Noah walked with God- Noah as one of the seed of the woman had the characteristic of Enoch, who was in the same line. Moment by moment in the day, we are to be "with" God, on a journey with Him. All life is movement, a journey. It's not a case of being on a journey whilst others are static, but moving with God.

Gen 6:10 Noah became the father of three sons: Shem, Ham, and Japheth-
Gen. 6:18 implies that Noah only had three sons, whereas for people with such long life spans we'd have expected him to have had far more than that. He only had three children- for he prepared the ark to save "his house" (Heb. 11:7) and Gen. 7:1 is quite clear: "Go into the ark, you and all your household"- his whole household was his wife, three sons and their wives. Period . I suggested on Gen. 5:29 that we get the picture of a man who was the underdog, the farm worker, the sidekick of the family, whose own family life was delayed and limited by this background. Perhaps he turned to alcohol for comfort (hence Gen. 9:21). But it was he whom God chose to save, he alone who was righteous in that generation which perished. It was the quiet, broken man who was saved. 
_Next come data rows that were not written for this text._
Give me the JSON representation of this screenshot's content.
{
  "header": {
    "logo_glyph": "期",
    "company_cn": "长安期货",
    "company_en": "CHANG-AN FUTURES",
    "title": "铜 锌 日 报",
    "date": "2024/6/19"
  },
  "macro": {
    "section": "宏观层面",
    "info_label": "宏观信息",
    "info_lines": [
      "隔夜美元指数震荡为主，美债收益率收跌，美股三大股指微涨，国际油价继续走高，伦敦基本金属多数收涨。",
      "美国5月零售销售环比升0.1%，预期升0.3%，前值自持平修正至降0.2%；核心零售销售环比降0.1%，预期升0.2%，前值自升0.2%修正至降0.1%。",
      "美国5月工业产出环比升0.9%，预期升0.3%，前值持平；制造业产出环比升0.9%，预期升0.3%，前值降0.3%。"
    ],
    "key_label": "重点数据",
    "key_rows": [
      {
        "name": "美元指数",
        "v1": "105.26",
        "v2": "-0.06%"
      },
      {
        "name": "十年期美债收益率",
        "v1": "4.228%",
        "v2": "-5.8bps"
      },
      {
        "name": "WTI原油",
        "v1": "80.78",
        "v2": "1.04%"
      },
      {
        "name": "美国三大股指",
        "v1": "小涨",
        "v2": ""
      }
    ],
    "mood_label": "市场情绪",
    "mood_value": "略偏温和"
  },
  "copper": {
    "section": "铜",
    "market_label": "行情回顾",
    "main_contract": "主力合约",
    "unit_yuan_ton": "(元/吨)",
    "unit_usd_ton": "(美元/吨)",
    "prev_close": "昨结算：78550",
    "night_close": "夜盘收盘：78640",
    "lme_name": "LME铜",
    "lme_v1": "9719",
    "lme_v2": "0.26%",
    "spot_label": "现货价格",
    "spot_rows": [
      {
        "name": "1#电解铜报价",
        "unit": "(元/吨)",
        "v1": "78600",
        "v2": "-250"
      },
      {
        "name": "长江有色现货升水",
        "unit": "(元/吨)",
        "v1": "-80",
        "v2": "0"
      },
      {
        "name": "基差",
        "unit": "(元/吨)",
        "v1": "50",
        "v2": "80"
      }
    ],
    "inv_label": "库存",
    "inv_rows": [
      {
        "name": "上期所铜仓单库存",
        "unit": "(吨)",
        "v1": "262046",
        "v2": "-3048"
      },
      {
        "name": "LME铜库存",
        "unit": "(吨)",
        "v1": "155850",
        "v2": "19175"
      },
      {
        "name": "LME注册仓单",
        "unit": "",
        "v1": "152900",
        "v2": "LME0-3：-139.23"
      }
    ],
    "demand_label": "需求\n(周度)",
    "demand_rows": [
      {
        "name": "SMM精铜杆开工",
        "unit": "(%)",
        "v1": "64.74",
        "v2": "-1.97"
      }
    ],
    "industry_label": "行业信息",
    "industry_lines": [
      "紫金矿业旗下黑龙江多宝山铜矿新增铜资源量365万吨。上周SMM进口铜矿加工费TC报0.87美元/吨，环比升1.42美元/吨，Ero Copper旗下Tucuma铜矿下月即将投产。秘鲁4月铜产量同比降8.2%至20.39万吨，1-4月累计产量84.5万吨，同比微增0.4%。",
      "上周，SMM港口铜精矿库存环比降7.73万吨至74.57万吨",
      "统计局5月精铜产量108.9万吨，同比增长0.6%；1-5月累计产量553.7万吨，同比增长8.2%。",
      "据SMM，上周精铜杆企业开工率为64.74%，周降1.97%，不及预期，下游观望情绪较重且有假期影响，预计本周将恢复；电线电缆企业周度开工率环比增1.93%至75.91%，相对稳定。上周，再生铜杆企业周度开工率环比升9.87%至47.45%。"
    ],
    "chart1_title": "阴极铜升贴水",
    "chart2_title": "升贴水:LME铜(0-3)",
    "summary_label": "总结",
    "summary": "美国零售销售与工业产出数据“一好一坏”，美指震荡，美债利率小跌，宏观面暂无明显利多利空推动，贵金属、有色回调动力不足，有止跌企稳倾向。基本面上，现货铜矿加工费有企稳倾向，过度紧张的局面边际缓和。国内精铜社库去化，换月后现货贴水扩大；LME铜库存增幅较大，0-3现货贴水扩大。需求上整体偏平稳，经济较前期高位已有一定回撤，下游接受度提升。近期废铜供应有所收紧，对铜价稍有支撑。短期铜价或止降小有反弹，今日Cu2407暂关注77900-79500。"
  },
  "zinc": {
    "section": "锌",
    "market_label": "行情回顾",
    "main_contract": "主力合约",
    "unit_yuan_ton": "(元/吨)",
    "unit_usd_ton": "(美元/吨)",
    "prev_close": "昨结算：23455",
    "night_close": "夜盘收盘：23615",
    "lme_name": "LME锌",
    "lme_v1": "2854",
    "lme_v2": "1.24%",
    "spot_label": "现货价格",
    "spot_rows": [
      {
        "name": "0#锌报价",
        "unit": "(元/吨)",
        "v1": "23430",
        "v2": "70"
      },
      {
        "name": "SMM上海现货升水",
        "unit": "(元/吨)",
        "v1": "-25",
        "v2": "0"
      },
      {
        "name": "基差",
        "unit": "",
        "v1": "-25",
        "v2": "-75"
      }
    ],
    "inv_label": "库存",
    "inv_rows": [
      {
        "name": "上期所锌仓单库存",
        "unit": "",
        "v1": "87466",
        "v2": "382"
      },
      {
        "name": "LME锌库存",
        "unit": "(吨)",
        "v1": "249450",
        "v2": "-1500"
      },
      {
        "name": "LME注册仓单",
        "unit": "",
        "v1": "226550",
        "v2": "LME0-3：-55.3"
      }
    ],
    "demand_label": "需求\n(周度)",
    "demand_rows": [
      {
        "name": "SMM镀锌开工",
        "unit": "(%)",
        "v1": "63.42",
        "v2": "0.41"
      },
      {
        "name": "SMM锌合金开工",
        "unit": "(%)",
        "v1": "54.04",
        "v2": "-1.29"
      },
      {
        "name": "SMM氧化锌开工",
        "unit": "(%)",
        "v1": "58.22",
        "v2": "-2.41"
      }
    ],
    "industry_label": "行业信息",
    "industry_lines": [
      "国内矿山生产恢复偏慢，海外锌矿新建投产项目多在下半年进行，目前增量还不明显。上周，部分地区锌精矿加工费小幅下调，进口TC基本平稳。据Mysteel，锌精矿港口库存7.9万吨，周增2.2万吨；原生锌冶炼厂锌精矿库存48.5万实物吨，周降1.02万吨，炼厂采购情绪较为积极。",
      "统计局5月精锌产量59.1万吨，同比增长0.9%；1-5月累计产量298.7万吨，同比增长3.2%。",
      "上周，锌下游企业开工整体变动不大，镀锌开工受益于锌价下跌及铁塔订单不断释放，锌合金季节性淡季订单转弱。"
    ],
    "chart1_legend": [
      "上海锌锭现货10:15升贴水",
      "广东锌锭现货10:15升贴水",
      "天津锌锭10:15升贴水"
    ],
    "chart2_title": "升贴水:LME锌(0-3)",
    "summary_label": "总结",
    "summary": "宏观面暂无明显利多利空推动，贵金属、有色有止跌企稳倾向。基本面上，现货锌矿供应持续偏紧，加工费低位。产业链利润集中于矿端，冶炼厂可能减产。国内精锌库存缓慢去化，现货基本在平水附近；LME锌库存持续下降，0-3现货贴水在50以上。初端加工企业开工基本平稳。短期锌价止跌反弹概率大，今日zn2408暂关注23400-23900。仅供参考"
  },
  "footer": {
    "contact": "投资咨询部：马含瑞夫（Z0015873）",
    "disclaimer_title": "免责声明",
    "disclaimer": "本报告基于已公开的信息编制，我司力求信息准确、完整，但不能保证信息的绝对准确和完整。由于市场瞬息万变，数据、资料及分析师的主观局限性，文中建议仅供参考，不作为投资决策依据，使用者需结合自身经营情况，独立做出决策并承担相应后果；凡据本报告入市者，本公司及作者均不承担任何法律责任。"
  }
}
The mention of three sons being born in one year (Gen. 5:32) might mean they were triplets. Perhaps there was a far higher incidence of multiple births in those days, just as lifespans were far longer. This would mean that there would have been a veritable population explosion going on in the lead up to the flood- another connection with our last days, which are "as the days of Noah".

6:11 The earth was corrupt before God- Note how this verse is quoted in Ez. 8:17 about the land (same word as "earth") of Israel being filled with violence. Similarly Gen. 6:13 is alluded to in Ez. 7:2,3,6. This opens up an understanding of Ezekiel along the lines that it is describing the events of AD70 as well as other periods. The flood being such a clear type of AD70, passages which allude to it must also have an AD70 context. "Before God" means 'in His presence'; the idea may be that His presence was still found at the cherubim which guarded the entrance to the garden of Eden. But 'before Him' there, the earth was found corrupt. And so the flood swept away Eden and the sanctuary. This would imply that up until the flood, God was willing to allow Eden to be restored and to grant entry to it- but no saviour figure arose in the line of the seed of the woman, despite some, such as Noah, Cain and Seth, who may have had the potential. And so the salvation program was set back, as has happened so often in salvation history.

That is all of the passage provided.